Before the name Carrie became synonymous with Manolo Blahniks (in “Sex and the City”) and national security (in “Homeland”), there was the telekinetic high school girl who had a meltdown at her prom. When Stephen King published his 1974 novel “Carrie,” the idea that a teenager could commit a mass murder at school had all the makings of fictional horror, which is why the 1976 movie directed by Brian De Palma became a classic in the genre.
But that was a different time. It’s hard to revisit “Carrie” now without seeing parallels to recent grisly school killings. The idea that a quiet outcast can snap and kill all her classmates isn’t an unpleasant fantasy. It’s ripped straight from the headlines. Bullying is a grade school security concern, and the terror after Columbine, Virginia Tech and Sandy Hook unraveled in real-time on cable TV.
Kimberly Peirce’s remake, which opens this weekend, touches on a number of hot button topics without responsibly exploring them. This update is much gorier than the original, and it feels like an after-school special from the creators of “Saw.”
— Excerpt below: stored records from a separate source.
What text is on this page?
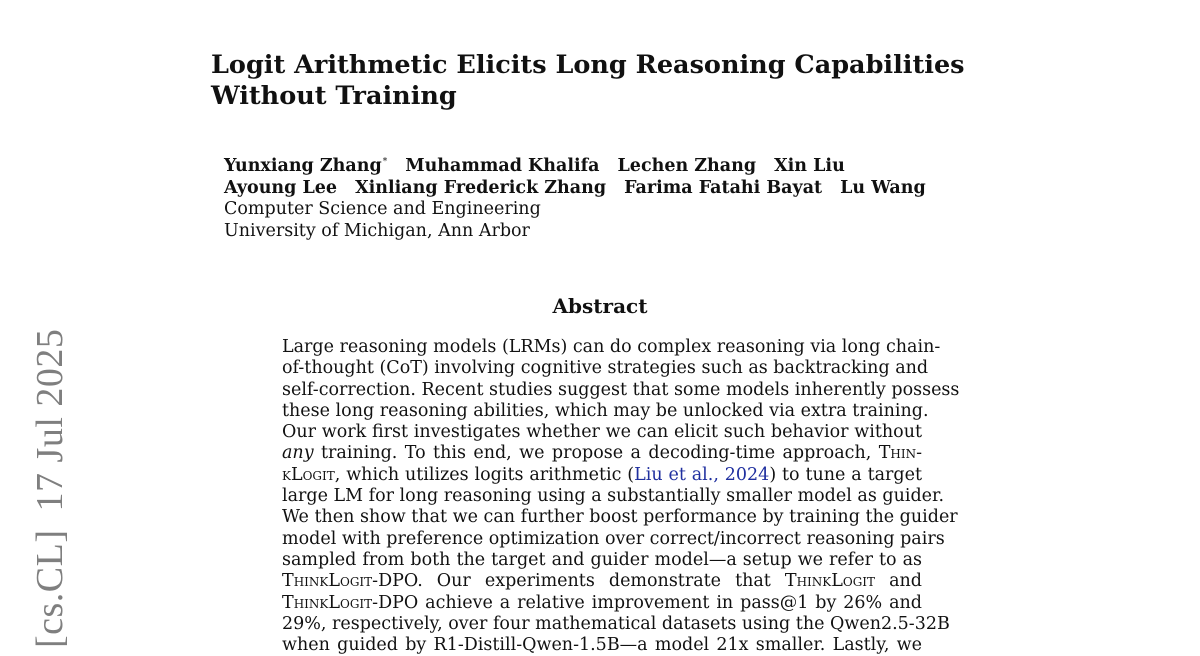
[cs.CL]17 Jul 2025
Logit Arithmetic Elicits Long Reasoning Capabilities
Without Training
Yunxiang Zhang* Muhammad Khalifa Lechen Zhang Xin Liu
Ayoung Lee Xinliang Frederick Zhang Farima Fatahi Bayat Lu Wang
Computer Science and Engineering
University of Michigan, Ann Arbor
Abstract
Large reasoning models (LRMs) can do complex reasoning via long chain-
of-thought (CoT) involving cognitive strategies such as backtracking and
self-correction. Recent studies suggest that some models inherently possess
these long reasoning abilities, which may be unlocked via extra training.
Our work first investigates whether we can elicit such behavior without
any training. To this end, we propose a decoding-time approach, Thin-
kLogit, which utilizes logits arithmetic (Liu et al., 2024) to tune a target
large LM for long reasoning using a substantially smaller model as guider.
We then show that we can further boost performance by training the guider
model with preference optimization over correct/incorrect reasoning pairs
sampled from both the target and guider model—a setup we refer to as
ThinkLogit-DPO. Our experiments demonstrate that ThinkLogit and
ThinkLogit-DPO achieve a relative improvement in pass@1 by 26% and
29%, respectively, over four mathematical datasets using the Qwen2.5-32B
when guided by R1-Distill-Qwen-1.5B—a model 21x smaller. Lastly, we
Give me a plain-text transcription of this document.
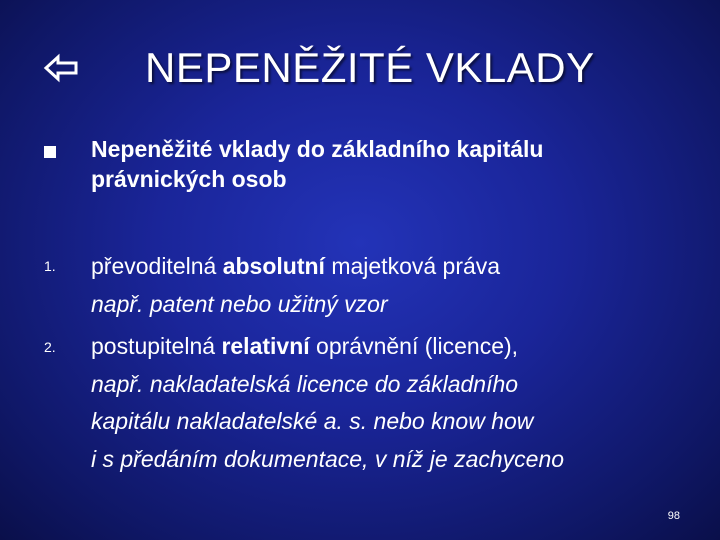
NEPENĚŽITÉ VKLADY
Nepeněžité vklady do základního kapitálu
právnických osob
1. převoditelná absolutní majetková práva
např. patent nebo užitný vzor
2. postupitelná relativní oprávnění (licence),
např. nakladatelská licence do základního
kapitálu nakladatelské a. s. nebo know how
i s předáním dokumentace, v níž je zachyceno
98
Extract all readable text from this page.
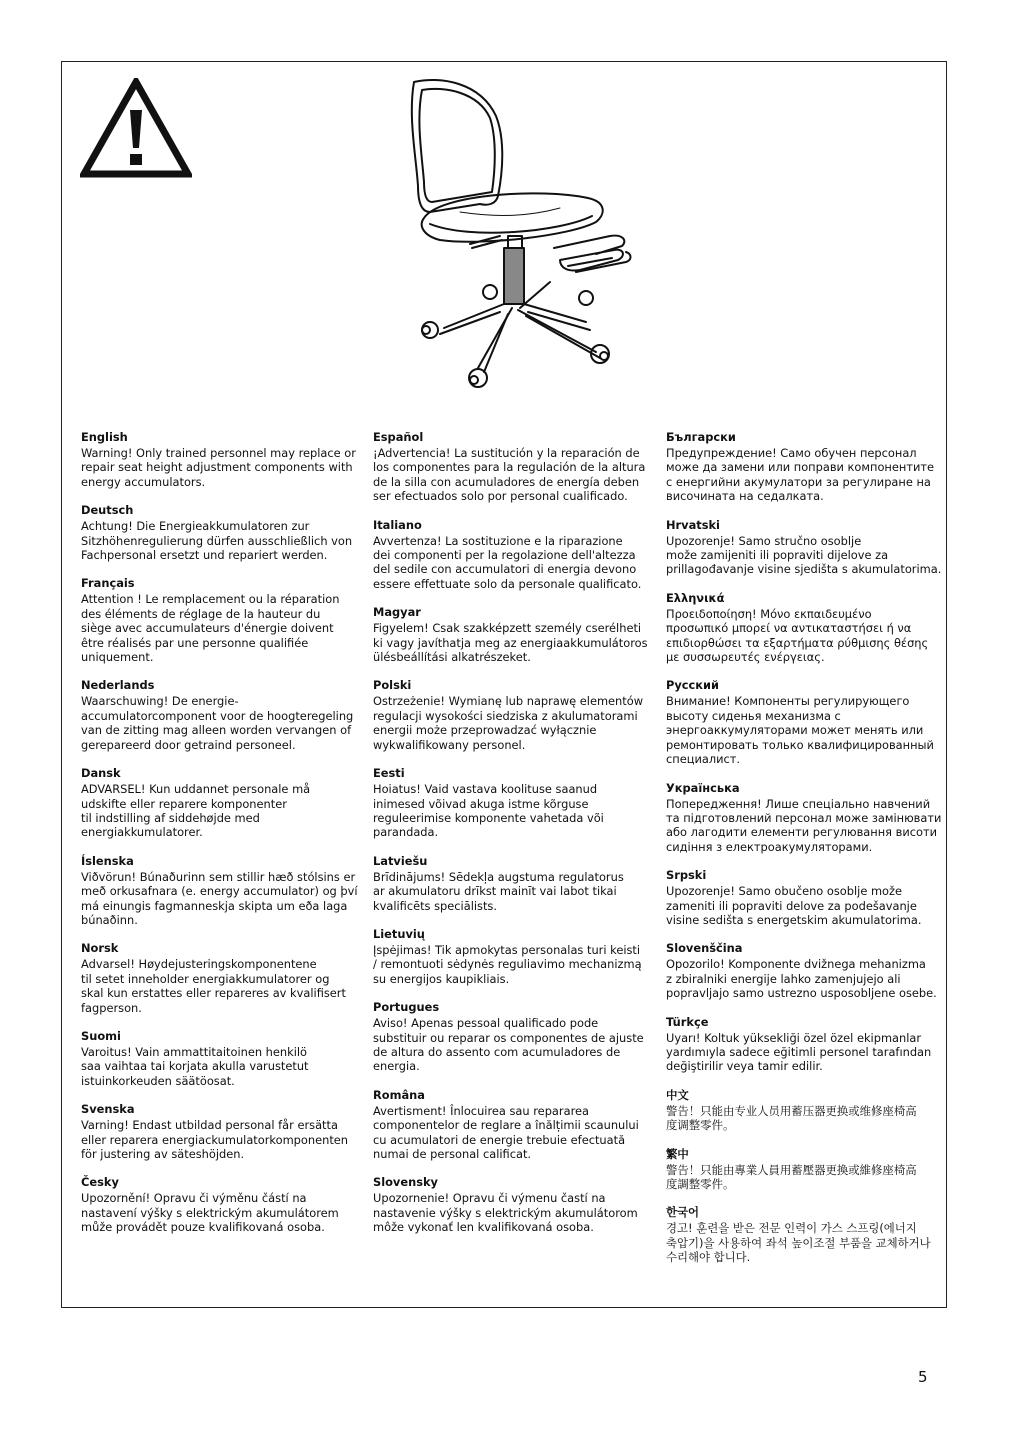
English
Warning! Only trained personnel may replace or
repair seat height adjustment components with
energy accumulators.
Deutsch
Achtung! Die Energieakkumulatoren zur
Sitzhöhenregulierung dürfen ausschließlich von
Fachpersonal ersetzt und repariert werden.
Français
Attention ! Le remplacement ou la réparation
des éléments de réglage de la hauteur du
siège avec accumulateurs d'énergie doivent
être réalisés par une personne qualifiée
uniquement.
Nederlands
Waarschuwing! De energie-
accumulatorcomponent voor de hoogteregeling
van de zitting mag alleen worden vervangen of
gerepareerd door getraind personeel.
Dansk
ADVARSEL! Kun uddannet personale må
udskifte eller reparere komponenter
til indstilling af siddehøjde med
energiakkumulatorer.
Íslenska
Viðvörun! Búnaðurinn sem stillir hæð stólsins er
með orkusafnara (e. energy accumulator) og því
má einungis fagmanneskja skipta um eða laga
búnaðinn.
Norsk
Advarsel! Høydejusteringskomponentene
til setet inneholder energiakkumulatorer og
skal kun erstattes eller repareres av kvalifisert
fagperson.
Suomi
Varoitus! Vain ammattitaitoinen henkilö
saa vaihtaa tai korjata akulla varustetut
istuinkorkeuden säätöosat.
Svenska
Varning! Endast utbildad personal får ersätta
eller reparera energiackumulatorkomponenten
för justering av säteshöjden.
Česky
Upozornění! Opravu či výměnu částí na
nastavení výšky s elektrickým akumulátorem
může provádět pouze kvalifikovaná osoba.
Español
¡Advertencia! La sustitución y la reparación de
los componentes para la regulación de la altura
de la silla con acumuladores de energía deben
ser efectuados solo por personal cualificado.
Italiano
Avvertenza! La sostituzione e la riparazione
dei componenti per la regolazione dell'altezza
del sedile con accumulatori di energia devono
essere effettuate solo da personale qualificato.
Magyar
Figyelem! Csak szakképzett személy cserélheti
ki vagy javíthatja meg az energiaakkumulátoros
ülésbeállítási alkatrészeket.
Polski
Ostrzeżenie! Wymianę lub naprawę elementów
regulacji wysokości siedziska z akulumatorami
energii może przeprowadzać wyłącznie
wykwalifikowany personel.
Eesti
Hoiatus! Vaid vastava koolituse saanud
inimesed võivad akuga istme kõrguse
reguleerimise komponente vahetada või
parandada.
Latviešu
Brīdinājums! Sēdekļa augstuma regulatorus
ar akumulatoru drīkst mainīt vai labot tikai
kvalificēts speciālists.
Lietuvių
Įspėjimas! Tik apmokytas personalas turi keisti
/ remontuoti sėdynės reguliavimo mechanizmą
su energijos kaupikliais.
Portugues
Aviso! Apenas pessoal qualificado pode
substituir ou reparar os componentes de ajuste
de altura do assento com acumuladores de
energia.
Româna
Avertisment! Înlocuirea sau repararea
componentelor de reglare a înălțimii scaunului
cu acumulatori de energie trebuie efectuată
numai de personal calificat.
Slovensky
Upozornenie! Opravu či výmenu častí na
nastavenie výšky s elektrickým akumulátorom
môže vykonať len kvalifikovaná osoba.
Български
Предупреждение! Само обучен персонал
може да замени или поправи компонентите
с енергийни акумулатори за регулиране на
височината на седалката.
Hrvatski
Upozorenje! Samo stručno osoblje
može zamijeniti ili popraviti dijelove za
prillagođavanje visine sjedišta s akumulatorima.
Ελληνικά
Προειδοποίηση! Μόνο εκπαιδευμένο
προσωπικό μπορεί να αντικαταστήσει ή να
επιδιορθώσει τα εξαρτήματα ρύθμισης θέσης
με συσσωρευτές ενέργειας.
Русский
Внимание! Компоненты регулирующего
высоту сиденья механизма с
энергоаккумуляторами может менять или
ремонтировать только квалифицированный
специалист.
Українська
Попередження! Лише спеціально навчений
та підготовлений персонал може замінювати
або лагодити елементи регулювання висоти
сидіння з електроакумуляторами.
Srpski
Upozorenje! Samo obučeno osoblje može
zameniti ili popraviti delove za podešavanje
visine sedišta s energetskim akumulatorima.
Slovenščina
Opozorilo! Komponente dvižnega mehanizma
z zbiralniki energije lahko zamenjujejo ali
popravljajo samo ustrezno usposobljene osebe.
Türkçe
Uyarı! Koltuk yüksekliği özel özel ekipmanlar
yardımıyla sadece eğitimli personel tarafından
değiştirilir veya tamir edilir.
中文
警告！只能由专业人员用蓄压器更换或维修座椅高
度调整零件。
繁中
警告！只能由專業人員用蓄壓器更換或維修座椅高
度調整零件。
한국어
경고! 훈련을 받은 전문 인력이 가스 스프링(에너지
축압기)을 사용하여 좌석 높이조절 부품을 교체하거나
수리해야 합니다.
5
Peirce anchors all the details of her film with the same realism that made her directorial debut “Boys Don’t Cry” an indie hit in 1999. But in “Carrie’s” case, the more real the story feels, the more disturbing it becomes. The mean girls who pick on our heroine post an online video of her in the gym shower; it brings to mind the tragic bullying stories that end in suicide. When Carrie is invited to prom, she clutches her date with the painful longing of a gay teenager who has never experienced public intimacy. Her mom (played by Julianne Moore) is a religious nut who cuts herself and keeps an arsenal of butcher knives.
De Palma’s “Carrie” was paced like a horror thriller, and the school seemed to exist in an alternate universe. Sissy Spacek was an adult when she portrayed the part, but she still seemed age-appropriate. The new “Carrie” casts 16-year-old Chloe Grace Moretz, who plays the character like she’s escaped from an asylum. I don’t mean that as a hyperbole — her Carrie comes across as mentally ill. The interpretation might hew closer to King’s text, but it also adds unintended echoes to Adam Lanza, the Sandy Hook murderer. When Carrie sulks and quivers, unable to connect with anybody — even herself — it’s frightening but not in an entertaining way.
And then it’s time for prom. In the original film, the school dance was orchestrated with some restraint—De Palma wisely cut away from most of the carnage, using split screen and colored lighting to mask the gore. The audience knew that kids were suffering, but the terror came from not seeing all the grisliest details. The remake’s finale takes a different approach, which is not unexpected given the nuclear arms race for more violence in films.
It’s been almost a year since Hollywood actors came together to make a public-service announcement about gun violence after Sandy Hook. That hasn’t curbed the violence in movies like “Texas Chainsaw 3D,” “Spring Breakers” and “Machete Kills.” Many will argue, like Quentin Tarantino told NPR, that there’s no correlation between fictional violence and real violence. (And I should clarify there are no guns in “Carrie,” but that’s hardly the point.) Box office considerations aside, the bar for stories about kids dying violently should be higher now. I’m not sure what high school students will take away from the new “Carrie” if they haven’t seen the original.